Since Vapotherm has shed US$104m from its value in the past 7 days, let's see if the longer term decline has been driven by the business' economics.
Because Vapotherm made a loss in the last twelve months, we think the market is probably more focussed on revenue and revenue growth, at least for now. When a company doesn't make profits, we'd generally expect to see good revenue growth. Some companies are willing to postpone profitability to grow revenue faster, but in that case one does expect good top-line growth.
In the last year Vapotherm saw its revenue grow by 59%. That's a strong result which is better than most other loss making companies. The share price drop of 14% over twelve months would be considered disappointing by many, so you might argue the company is getting little credit for its impressive revenue growth. Prima facie, revenue growth like that should be a good thing, so it's worth checking whether losses have stabilized. Our brains have evolved to think in linear fashion, so there's value in learning to recognize exponential growth. We are, in some ways, simply the wisest of the monkeys.
The graphic below depicts how earnings and revenue have changed over time (unveil the exact values by clicking on the image).
We like that insiders have been buying shares in the last twelve months. Even so, future earnings will be far more important to whether current shareholders make money. If you are thinking of buying or selling Vapotherm stock, you should check out this free report showing analyst profit forecasts.
A Different Perspective
Given that the market gained 32% in the last year, Vapotherm shareholders might be miffed that they lost 14%. However, keep in mind that even the best stocks will sometimes underperform the market over a twelve month period. With the stock down 0.6% over the last three months, the market doesn't seem to believe that the company has solved all its problems. Given the relatively short history of this stock, we'd remain pretty wary until we see some strong business performance. It's always interesting to track share price performance over the longer term. But to understand Vapotherm better, we need to consider many other factors. For instance, we've identified 1 warning sign for Vapotherm that you should be aware of.

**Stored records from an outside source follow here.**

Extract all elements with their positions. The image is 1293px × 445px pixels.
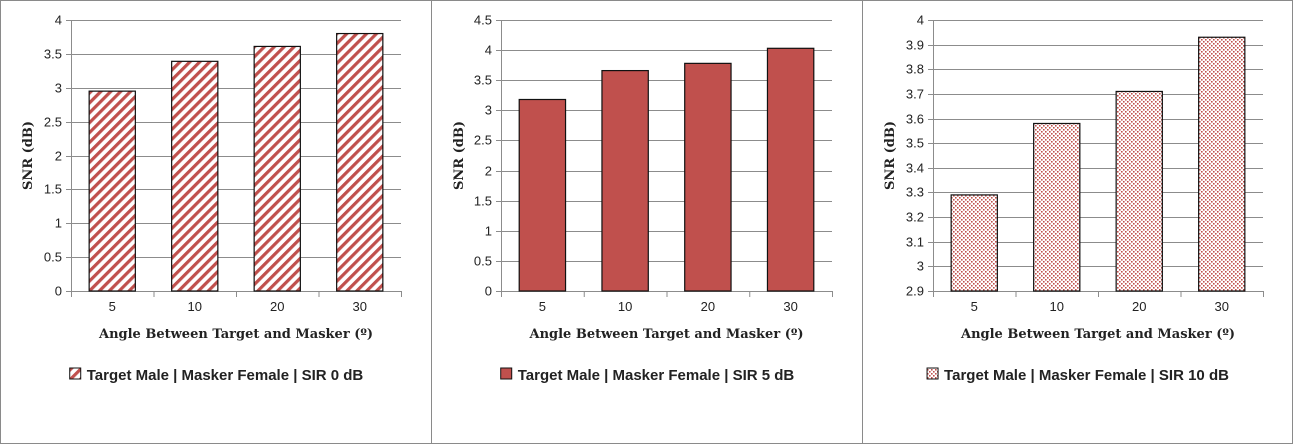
bar <box>1033 122 1081 292</box>
y-tick-label: 3.2 <box>906 210 924 225</box>
chart-sir-0: 0 0.5 1 1.5 2 2.5 3 3.5 4 5 10 20 30 Angle Between Ta… <box>21 13 402 384</box>
legend-swatch <box>500 367 513 380</box>
bar <box>518 98 567 292</box>
x-tick-label: 10 <box>188 299 202 314</box>
x-tick-label: 20 <box>270 299 284 314</box>
x-axis-title: Angle Between Target and Masker (º) <box>960 327 1235 342</box>
y-tick-label: 3 <box>55 81 62 96</box>
y-tick-label: 4.5 <box>474 13 492 28</box>
y-tick-label: 1 <box>55 216 62 231</box>
bar <box>171 60 219 292</box>
y-tick-label: 3 <box>485 103 492 118</box>
y-tick-label: 0 <box>485 284 492 299</box>
legend-label: Target Male | Masker Female | SIR 5 dB <box>518 367 795 384</box>
y-tick-label: 0.5 <box>44 250 62 265</box>
y-tick-label: 3.8 <box>906 62 924 77</box>
y-tick-label: 3.6 <box>906 112 924 127</box>
x-tick-label: 10 <box>1050 299 1064 314</box>
chart-panel-sir-0: 0 0.5 1 1.5 2 2.5 3 3.5 4 5 10 20 30 Angle Between Ta… <box>0 0 432 444</box>
legend: Target Male | Masker Female | SIR 5 dB <box>500 367 795 384</box>
chart-sir-10: 2.9 3 3.1 3.2 3.3 3.4 3.5 3.6 3.7 3.8 3.9 4 5 10 20 30 A… <box>883 13 1264 384</box>
y-tick-label: 3 <box>917 259 924 274</box>
bar <box>1198 36 1246 292</box>
x-tick-label: 20 <box>701 299 715 314</box>
y-tick-label: 3.7 <box>906 87 924 102</box>
y-tick-label: 1.5 <box>474 194 492 209</box>
x-axis-title: Angle Between Target and Masker (º) <box>528 327 803 342</box>
x-tick-label: 30 <box>1215 299 1229 314</box>
bar <box>88 90 136 292</box>
y-tick-label: 0 <box>55 284 62 299</box>
legend-swatch <box>926 367 939 380</box>
bar <box>684 62 732 292</box>
y-axis-title: SNR (dB) <box>883 121 898 190</box>
y-tick-label: 4 <box>917 13 924 28</box>
y-tick-label: 3.5 <box>906 136 924 151</box>
x-tick-label: 10 <box>618 299 632 314</box>
y-axis-title: SNR (dB) <box>21 121 36 190</box>
bar <box>766 47 815 292</box>
legend: Target Male | Masker Female | SIR 0 dB <box>69 367 364 384</box>
bar <box>253 45 301 292</box>
legend: Target Male | Masker Female | SIR 10 dB <box>926 367 1229 384</box>
legend-label: Target Male | Masker Female | SIR 10 dB <box>944 367 1229 384</box>
chart-sir-5: 0 0.5 1 1.5 2 2.5 3 3.5 4 4.5 5 10 20 30 Angle Between… <box>452 13 833 384</box>
y-tick-label: 3.9 <box>906 38 924 53</box>
y-tick-label: 3.1 <box>906 235 924 250</box>
x-tick-label: 5 <box>971 299 978 314</box>
chart-panel-sir-5: 0 0.5 1 1.5 2 2.5 3 3.5 4 4.5 5 10 20 30 Angle Between… <box>431 0 863 444</box>
bar <box>336 32 384 292</box>
x-tick-label: 30 <box>783 299 797 314</box>
y-axis-title: SNR (dB) <box>452 121 467 190</box>
y-tick-label: 3.3 <box>906 185 924 200</box>
y-tick-label: 2.9 <box>906 284 924 299</box>
y-tick-label: 2.5 <box>44 115 62 130</box>
bar <box>1115 90 1163 292</box>
y-tick-label: 2 <box>485 164 492 179</box>
y-tick-label: 1.5 <box>44 182 62 197</box>
x-tick-label: 5 <box>539 299 546 314</box>
x-axis-title: Angle Between Target and Masker (º) <box>98 327 373 342</box>
bar <box>601 69 649 292</box>
y-tick-label: 0.5 <box>474 254 492 269</box>
legend-swatch <box>69 367 82 380</box>
bar <box>950 194 998 292</box>
y-tick-label: 3.5 <box>44 47 62 62</box>
legend-label: Target Male | Masker Female | SIR 0 dB <box>87 367 364 384</box>
x-tick-label: 20 <box>1132 299 1146 314</box>
chart-panel-sir-10: 2.9 3 3.1 3.2 3.3 3.4 3.5 3.6 3.7 3.8 3.9 4 5 10 20 30 A… <box>862 0 1293 444</box>
y-tick-label: 3.4 <box>906 161 924 176</box>
y-tick-label: 4 <box>55 13 62 28</box>
x-tick-label: 30 <box>353 299 367 314</box>
x-tick-label: 5 <box>109 299 116 314</box>
y-tick-label: 2 <box>55 149 62 164</box>
y-tick-label: 3.5 <box>474 73 492 88</box>
y-tick-label: 1 <box>485 224 492 239</box>
y-tick-label: 2.5 <box>474 133 492 148</box>
y-tick-label: 4 <box>485 43 492 58</box>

If you like to buy stocks alongside management, then you might just love this free list of companies. (Hint: insiders have been buying them).
Please note, the market returns quoted in this article reflect the market weighted average returns of stocks that currently trade on US exchanges.
This article by Simply Wall St is general in nature. We provide commentary based on historical data and analyst forecasts only using an unbiased methodology and our articles are not intended to be financial advice. It does not constitute a recommendation to buy or sell any stock, and does not take account of your objectives, or your financial situation. We aim to bring you long-term focused analysis driven by fundamental data. Note that our analysis may not factor in the latest price-sensitive company announcements or qualitative material. Simply Wall St has no position in any stocks mentioned.